Thursday, November 19, 2009

Allagash part 1







It was May 30, 1974. As I left the parking lot at the Shop-Rite in Millinocket, I still had about 50 miles to travel to my final destination at the Chamberlain Bridge Thoroughfare in the Allagash Waterway. Having been there with my dad several years before, I knew the way. I had stocked up on groceries for at least three weeks, since the stores in Millinocket were the closest to where I would be staying.




As my now jam-packed 68 Pontiac Tempest rolled out on to the street, I felt a rush of excitement at the idea of spending the summer in the wilderness as a ranger in the Allagash. Being the son of the Supervisor of Parks for the State of Maine had its perks.




The roads leading northwest out of Millinocket wind between huge stacks of pulpwood being kept wet by sprayers. They seem to go on for miles until the roads change from paved to well-groomed gravel highways, designed for the huge logging trucks that had the right of way over them at all times. Everyone else that uses these roads does so at the pleasure of the paper companies that own and maintain them.




A fully loaded hauler with logs stacked nearly 16 feet high would usually take the center of the road and not give an inch to any passenger vehicle coming in the opposite direction. Slowing down was not an option for them either as the incomes for these drivers and equipment owners depend on getting as many loads out of the woods as possible. These trucks would sway side-to-side so much they appeared in danger of toppling over as they came towards you in a cloud of dust. The roads were exceptionally good, with level gravel surfaces. Sometimes, however they were top-dressed with ragged chunks of sharp shale that could easily cut a tire. Traveling deep into the woods without at least one or two spare tires was a recipe for disaster.




Long after the Abol Bridge checkpoint, the road wound past views of the hills, Mt. Katahdin’s mile-high snow covered peak and scenes along the West Branch of the Penobscot River. I was on the famed “Golden Road”. I suspect it was so named because it was paved with and by the gold earned from the harvesting of the Maine woods.




A trucker I hitchhiked with up there once told me nearly the entire forest of Maine had been harvested five times since the earliest settlers cut trees for the King of England’s navy. I found this amazing since we tend to think of our Maine wilderness as “virgin forest” when in actuality it is far from that. At that time, it was rumored that some of the trees bearing the “Kings Mark” still existed in remote portions of the forest.

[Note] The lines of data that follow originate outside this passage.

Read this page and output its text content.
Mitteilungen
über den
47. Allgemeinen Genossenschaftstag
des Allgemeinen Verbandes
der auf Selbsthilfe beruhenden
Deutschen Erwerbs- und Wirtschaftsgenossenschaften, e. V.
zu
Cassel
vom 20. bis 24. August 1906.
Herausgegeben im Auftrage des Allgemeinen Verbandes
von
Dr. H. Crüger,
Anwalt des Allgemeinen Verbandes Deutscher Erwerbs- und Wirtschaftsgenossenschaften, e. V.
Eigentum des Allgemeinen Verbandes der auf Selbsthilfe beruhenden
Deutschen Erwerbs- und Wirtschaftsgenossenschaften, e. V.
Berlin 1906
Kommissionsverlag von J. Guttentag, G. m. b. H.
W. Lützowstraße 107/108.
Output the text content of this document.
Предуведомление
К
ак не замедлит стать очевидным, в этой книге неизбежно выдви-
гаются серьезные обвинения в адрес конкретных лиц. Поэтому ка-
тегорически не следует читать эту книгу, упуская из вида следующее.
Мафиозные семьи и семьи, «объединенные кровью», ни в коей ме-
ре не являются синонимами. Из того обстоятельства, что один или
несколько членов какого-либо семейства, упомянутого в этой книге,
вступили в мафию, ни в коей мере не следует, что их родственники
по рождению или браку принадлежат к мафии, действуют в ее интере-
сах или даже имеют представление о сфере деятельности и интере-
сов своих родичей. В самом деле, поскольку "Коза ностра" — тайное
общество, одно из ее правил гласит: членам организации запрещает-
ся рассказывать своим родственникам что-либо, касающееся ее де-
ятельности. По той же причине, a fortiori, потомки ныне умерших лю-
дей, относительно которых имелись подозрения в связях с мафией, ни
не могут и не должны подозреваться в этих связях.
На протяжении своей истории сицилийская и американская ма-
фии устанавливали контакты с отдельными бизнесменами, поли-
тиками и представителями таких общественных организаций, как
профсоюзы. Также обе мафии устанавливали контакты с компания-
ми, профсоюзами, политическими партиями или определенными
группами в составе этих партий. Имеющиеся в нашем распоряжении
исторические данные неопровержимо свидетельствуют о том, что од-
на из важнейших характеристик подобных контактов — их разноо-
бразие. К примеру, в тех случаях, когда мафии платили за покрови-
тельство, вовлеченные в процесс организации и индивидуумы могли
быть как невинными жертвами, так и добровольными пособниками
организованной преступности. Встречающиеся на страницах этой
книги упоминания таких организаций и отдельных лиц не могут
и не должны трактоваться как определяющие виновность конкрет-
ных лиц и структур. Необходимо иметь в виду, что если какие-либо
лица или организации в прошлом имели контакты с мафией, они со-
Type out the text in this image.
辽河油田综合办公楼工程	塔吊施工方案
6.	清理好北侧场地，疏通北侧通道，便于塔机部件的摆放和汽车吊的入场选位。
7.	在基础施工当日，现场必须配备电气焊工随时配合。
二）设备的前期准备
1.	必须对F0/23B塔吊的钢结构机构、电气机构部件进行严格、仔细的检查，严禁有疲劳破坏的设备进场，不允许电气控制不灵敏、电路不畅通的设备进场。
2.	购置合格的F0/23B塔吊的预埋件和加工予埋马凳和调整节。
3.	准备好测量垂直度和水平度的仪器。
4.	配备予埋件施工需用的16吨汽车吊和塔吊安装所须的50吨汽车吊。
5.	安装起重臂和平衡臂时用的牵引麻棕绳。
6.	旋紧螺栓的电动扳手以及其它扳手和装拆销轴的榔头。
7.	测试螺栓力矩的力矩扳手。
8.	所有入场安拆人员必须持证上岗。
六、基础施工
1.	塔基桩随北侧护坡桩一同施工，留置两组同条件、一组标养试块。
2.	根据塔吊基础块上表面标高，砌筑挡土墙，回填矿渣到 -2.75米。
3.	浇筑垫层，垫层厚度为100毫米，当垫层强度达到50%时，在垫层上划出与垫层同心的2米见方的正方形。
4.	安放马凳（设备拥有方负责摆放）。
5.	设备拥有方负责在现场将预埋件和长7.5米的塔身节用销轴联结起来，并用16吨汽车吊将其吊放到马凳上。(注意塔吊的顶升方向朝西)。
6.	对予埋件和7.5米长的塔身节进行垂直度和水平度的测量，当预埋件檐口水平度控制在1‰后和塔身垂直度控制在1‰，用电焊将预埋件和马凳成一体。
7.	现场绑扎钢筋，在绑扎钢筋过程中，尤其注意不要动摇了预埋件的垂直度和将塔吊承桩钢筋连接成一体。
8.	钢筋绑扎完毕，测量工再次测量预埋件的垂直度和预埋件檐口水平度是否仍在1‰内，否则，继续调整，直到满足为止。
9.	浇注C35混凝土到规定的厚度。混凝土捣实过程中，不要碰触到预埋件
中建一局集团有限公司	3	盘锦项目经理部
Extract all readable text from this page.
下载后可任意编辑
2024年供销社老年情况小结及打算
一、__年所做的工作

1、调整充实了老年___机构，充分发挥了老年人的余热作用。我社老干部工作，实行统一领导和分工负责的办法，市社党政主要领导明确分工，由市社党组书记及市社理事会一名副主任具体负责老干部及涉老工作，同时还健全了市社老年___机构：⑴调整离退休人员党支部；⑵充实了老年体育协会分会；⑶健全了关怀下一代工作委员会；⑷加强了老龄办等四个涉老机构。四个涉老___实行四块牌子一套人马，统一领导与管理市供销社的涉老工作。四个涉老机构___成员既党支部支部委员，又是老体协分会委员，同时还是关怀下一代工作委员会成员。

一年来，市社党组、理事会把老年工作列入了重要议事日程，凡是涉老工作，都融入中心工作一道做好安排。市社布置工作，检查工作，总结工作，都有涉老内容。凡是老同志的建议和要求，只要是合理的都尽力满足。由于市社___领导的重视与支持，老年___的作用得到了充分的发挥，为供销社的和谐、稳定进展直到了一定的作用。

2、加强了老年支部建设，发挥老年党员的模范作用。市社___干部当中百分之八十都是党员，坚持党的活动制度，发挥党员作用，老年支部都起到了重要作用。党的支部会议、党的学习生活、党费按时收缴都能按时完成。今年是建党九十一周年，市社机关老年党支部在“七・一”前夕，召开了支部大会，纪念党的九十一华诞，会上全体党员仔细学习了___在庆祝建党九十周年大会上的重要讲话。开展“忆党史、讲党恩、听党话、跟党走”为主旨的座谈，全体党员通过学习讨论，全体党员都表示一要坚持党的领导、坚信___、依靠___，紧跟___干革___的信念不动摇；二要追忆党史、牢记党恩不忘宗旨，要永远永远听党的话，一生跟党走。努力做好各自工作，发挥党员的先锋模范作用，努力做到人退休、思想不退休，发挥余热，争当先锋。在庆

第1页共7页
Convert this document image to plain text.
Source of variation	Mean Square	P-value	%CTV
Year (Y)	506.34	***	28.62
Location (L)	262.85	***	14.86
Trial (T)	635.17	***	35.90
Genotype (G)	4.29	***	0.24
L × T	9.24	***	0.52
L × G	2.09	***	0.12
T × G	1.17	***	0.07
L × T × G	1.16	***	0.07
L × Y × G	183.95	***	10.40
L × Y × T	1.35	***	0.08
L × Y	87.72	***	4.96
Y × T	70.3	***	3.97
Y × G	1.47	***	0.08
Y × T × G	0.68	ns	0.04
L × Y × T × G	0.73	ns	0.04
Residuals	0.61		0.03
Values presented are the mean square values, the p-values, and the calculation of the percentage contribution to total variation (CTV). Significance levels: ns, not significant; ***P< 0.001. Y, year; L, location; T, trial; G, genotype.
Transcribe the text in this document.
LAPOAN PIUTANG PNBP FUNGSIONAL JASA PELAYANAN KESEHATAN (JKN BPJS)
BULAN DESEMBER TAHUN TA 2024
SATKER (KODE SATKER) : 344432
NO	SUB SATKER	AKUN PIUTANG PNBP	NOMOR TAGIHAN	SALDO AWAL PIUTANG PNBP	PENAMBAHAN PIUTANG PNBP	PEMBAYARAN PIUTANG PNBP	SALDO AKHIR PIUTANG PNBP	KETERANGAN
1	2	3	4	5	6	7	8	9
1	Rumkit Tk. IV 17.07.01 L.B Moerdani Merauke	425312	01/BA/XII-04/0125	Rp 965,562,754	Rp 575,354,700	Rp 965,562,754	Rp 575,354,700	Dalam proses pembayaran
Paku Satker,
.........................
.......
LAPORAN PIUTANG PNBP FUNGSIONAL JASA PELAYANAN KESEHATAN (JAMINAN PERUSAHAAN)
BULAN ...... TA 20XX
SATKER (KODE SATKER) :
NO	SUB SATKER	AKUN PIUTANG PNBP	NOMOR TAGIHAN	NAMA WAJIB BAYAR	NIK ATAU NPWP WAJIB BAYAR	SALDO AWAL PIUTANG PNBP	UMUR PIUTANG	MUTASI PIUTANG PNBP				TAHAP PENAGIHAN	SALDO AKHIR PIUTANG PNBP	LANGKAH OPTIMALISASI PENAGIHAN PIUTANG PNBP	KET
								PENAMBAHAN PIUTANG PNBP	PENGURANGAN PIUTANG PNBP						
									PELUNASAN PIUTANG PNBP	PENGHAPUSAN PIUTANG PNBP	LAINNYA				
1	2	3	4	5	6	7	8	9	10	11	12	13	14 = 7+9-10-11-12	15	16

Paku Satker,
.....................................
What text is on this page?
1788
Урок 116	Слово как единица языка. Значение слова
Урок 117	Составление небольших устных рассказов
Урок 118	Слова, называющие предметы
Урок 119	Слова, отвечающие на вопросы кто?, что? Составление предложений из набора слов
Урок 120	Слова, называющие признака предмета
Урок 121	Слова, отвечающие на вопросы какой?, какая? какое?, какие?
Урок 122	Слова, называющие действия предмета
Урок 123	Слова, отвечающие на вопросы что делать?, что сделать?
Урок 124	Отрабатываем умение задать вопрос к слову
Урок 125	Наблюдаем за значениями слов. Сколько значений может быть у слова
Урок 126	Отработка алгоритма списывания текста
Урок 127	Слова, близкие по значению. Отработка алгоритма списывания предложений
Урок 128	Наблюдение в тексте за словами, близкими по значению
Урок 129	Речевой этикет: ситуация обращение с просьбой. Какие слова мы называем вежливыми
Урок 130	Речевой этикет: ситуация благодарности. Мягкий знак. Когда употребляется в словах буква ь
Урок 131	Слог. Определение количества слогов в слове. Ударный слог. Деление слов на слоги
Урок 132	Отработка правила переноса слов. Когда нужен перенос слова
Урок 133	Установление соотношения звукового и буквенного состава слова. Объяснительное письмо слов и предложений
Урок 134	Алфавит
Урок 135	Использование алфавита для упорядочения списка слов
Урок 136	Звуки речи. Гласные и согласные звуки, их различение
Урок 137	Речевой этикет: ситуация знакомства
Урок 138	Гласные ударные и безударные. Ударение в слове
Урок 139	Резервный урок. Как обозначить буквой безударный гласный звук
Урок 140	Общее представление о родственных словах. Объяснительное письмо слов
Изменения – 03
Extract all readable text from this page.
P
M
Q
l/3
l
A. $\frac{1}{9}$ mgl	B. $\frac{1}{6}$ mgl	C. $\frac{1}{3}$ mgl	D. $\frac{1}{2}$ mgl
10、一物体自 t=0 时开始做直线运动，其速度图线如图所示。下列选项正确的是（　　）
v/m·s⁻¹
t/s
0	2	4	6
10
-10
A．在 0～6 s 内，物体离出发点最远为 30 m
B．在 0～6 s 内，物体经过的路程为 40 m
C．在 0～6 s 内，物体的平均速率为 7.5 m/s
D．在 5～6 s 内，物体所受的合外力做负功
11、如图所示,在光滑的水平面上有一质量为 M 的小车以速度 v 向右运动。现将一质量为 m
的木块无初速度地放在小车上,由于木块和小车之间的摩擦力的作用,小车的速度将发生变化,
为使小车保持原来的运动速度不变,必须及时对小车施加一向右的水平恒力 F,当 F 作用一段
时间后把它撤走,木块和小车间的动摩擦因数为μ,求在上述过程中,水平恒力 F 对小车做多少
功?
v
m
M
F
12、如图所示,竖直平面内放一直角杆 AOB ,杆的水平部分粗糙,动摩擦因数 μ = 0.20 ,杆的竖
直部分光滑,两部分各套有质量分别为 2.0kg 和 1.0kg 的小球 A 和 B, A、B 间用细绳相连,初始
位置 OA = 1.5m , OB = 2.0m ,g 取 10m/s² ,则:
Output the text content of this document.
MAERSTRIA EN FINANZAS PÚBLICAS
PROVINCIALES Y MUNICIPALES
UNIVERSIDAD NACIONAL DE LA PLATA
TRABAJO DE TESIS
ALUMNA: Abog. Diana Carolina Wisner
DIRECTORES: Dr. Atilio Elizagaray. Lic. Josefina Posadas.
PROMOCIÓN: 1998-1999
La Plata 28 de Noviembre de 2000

These were giant pines that were marked as ideal for masts to go on the tall ships in the British Navy in the 1700’s. I never saw one, so I suspect it may have just been folklore.




Back in the 1970s the logging industry was undergoing a huge transition. Large logging settlements like the one called “Telos Camp” had several hundred residents. They were loggers, skidder operators, truckers or those that ran supporting services for them. These were all incredibly strong men, mostly French Canadians who worked long hours bringing trees to the yards to be hauled to the mills in Millinocket. The houses they lived in were little larger than ice fishing shacks. They were a comfortable warm place to rest weary bones, but not much else.




I remember being invited to dine with these guys at a huge mess hall where at least 100 men sat and ate like kings. Their caloric intake had to be very high to replace what they burned in the woods. The food was incredibly good and there was always lots of it. I walked in to the large dining area to a din of French conversation over the evening meal. As I sat down and was introduced, their language instantly changed to English. This was a bit unsettling for me since I did not know any conversational French, let alone the brand of Canadian French spoken in the logging camps.




Slowly but surely these men were being replaced with machinery. In some places the new hydraulic mechanical marvels that cut limbed and stacked trees in the blink of an eye were being used. The handwriting was on the wall for a centuries-old tradition of Maine logging. Skidders had replaced horses, trucks had replaced the river drives, chainsaws had replaced two-man raker saws and now these machines would replace the lumberjack. After what seemed like many long hours over dusty roads, I finally pulled into the Ranger quarters at Chamberlain Thoroughfare.




I was surprised to see a neat, newly built log cabin home with bright cedar logs and a green roof. Perhaps my quarters would be here. The building had a small section that was used to check in campers as most who did the Allagash trip over its hundred plus miles of waterway typically began here. At that time, more than 10,000 adventurers would do the entire length of the trip in a summer season. I got out of the car, stretched my legs and went to the door of the cabin and knocked. Soon, a big man with a red face and sparse blonde air met me and shook my hand. You must be Tom’s boy, he said. I’m Skip Cram, he said. You will be working for me. He was the head ranger at this checkpoint where I’d be spending the next two and a half months. “Let me show you to your quarters”.




Instead of going in, he pointed up the road towards a dilapidated singlewide mobile home that looked like it came from a junkyard. Inside, I was cringing at the thought of bunking there, but decided it would be ok.